The Board of Regents met for a special budget approval meeting to vote on the budget for the 2012-2013 fiscal year and to swear in SGA president Cory Dodds as a Regent.

Dodds replaced former SGA President Billy Stephens as the Student Regent.

The Board reviewed the budget at the Board of Regents at the Budget and Finance Committee meeting earlier in the month, and sent emails to WKU faculty and staff about how the changes will affect the university.

The budget was approved, but the vote was not unanimous. Dodds was the lone dissenter, addressing his concern with the budget before announcing he could not support it.

“Higher tuition should result in higher academic quality,” Dodds said.

The budget includes a 4.8 increase to tuition — up $194 to $4,236 a year — and fees.

It also includes a new fee for all students taking an online class, which would be 20 percent of the regular tuition per credit hour. In the past, the fee has only affected part-time students, or students taking a summer or winter term class.

Faculty Regent Patricia Minter expressed her concerns of the fee to the Board and Ann Mead, vice president for Finance and Administration, who was at the meeting to answer questions about the budget.

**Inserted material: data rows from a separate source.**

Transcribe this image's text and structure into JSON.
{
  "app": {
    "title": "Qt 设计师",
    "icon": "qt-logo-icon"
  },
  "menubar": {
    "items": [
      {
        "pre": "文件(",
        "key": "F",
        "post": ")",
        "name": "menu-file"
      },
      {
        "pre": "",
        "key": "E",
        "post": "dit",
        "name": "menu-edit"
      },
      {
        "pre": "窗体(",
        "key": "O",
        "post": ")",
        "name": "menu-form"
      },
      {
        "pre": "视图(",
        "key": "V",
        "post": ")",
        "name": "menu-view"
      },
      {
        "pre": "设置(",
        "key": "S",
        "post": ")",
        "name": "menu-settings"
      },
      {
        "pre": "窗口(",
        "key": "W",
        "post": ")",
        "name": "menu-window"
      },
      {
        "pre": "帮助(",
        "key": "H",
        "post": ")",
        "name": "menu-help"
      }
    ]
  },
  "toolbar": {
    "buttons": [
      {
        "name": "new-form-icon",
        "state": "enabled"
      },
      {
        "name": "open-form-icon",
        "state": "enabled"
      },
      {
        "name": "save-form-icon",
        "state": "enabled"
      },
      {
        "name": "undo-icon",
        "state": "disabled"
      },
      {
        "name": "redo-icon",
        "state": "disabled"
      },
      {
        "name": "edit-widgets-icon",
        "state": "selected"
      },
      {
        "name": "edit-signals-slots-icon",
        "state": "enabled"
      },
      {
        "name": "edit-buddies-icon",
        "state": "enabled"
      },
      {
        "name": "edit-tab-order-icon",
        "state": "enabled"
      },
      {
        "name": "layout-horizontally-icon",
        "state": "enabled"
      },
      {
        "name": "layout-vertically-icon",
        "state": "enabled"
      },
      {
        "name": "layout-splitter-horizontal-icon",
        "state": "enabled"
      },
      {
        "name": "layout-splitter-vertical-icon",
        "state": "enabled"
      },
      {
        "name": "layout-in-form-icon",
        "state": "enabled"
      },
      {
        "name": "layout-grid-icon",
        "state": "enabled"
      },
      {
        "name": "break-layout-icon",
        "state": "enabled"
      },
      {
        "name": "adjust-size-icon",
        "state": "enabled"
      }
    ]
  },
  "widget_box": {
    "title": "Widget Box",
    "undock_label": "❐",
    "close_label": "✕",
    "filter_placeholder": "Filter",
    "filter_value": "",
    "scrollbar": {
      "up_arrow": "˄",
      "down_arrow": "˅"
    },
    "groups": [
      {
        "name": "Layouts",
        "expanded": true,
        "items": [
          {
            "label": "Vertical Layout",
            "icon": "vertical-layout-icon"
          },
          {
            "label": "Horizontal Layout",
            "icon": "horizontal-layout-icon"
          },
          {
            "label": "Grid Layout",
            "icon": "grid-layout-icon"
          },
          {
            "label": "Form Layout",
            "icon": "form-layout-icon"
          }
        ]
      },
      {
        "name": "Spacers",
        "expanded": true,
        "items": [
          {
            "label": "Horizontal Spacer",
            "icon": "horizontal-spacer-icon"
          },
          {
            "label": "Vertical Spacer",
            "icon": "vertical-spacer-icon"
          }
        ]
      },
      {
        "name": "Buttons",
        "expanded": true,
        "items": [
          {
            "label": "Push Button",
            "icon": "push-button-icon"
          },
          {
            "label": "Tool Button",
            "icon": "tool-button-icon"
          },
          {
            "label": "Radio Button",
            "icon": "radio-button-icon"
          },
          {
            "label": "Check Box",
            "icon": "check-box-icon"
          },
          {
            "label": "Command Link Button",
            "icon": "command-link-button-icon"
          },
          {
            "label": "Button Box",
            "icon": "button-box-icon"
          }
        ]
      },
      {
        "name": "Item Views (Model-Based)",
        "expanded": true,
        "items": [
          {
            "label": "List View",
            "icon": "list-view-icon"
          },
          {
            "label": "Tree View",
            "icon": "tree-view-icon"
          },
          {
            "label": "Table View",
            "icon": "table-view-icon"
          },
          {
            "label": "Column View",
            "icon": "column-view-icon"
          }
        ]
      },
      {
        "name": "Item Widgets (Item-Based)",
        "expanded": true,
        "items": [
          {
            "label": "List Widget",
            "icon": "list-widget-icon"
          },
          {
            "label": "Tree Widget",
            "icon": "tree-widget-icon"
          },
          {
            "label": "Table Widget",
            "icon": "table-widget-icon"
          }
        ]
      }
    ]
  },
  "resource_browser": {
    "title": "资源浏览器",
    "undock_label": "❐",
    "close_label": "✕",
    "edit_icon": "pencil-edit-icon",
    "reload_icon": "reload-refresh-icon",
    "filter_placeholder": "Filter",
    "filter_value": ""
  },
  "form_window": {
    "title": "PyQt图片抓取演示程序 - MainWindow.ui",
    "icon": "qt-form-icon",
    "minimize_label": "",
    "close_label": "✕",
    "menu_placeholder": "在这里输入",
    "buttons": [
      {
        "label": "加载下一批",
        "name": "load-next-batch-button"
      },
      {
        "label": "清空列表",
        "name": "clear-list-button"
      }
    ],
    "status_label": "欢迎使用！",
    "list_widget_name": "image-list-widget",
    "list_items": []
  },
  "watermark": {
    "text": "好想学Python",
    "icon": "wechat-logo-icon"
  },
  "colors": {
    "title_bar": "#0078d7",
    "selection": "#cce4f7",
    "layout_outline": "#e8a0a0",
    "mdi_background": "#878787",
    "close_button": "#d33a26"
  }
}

Minter said making the fee applicable to all students could hurt the popularity of the program, which she called an “extremely productive golden goose.”

“We don’t need to kill the goose who lays our golden eggs, because the colleges are squeezed as tight as they can go,” Minter said.

President Gary Ransdell said the fee would put WKU in line with other universities around the state.

“We can just no longer afford to give online classes away to full-time students,” he said.

Minter said she was “holding a warning flag” about that fee and other aspects of the budget and advised the Regents to make sure the university kept its fees within the right price-point.

The Board will meet again on July 27 for its third quarter meeting.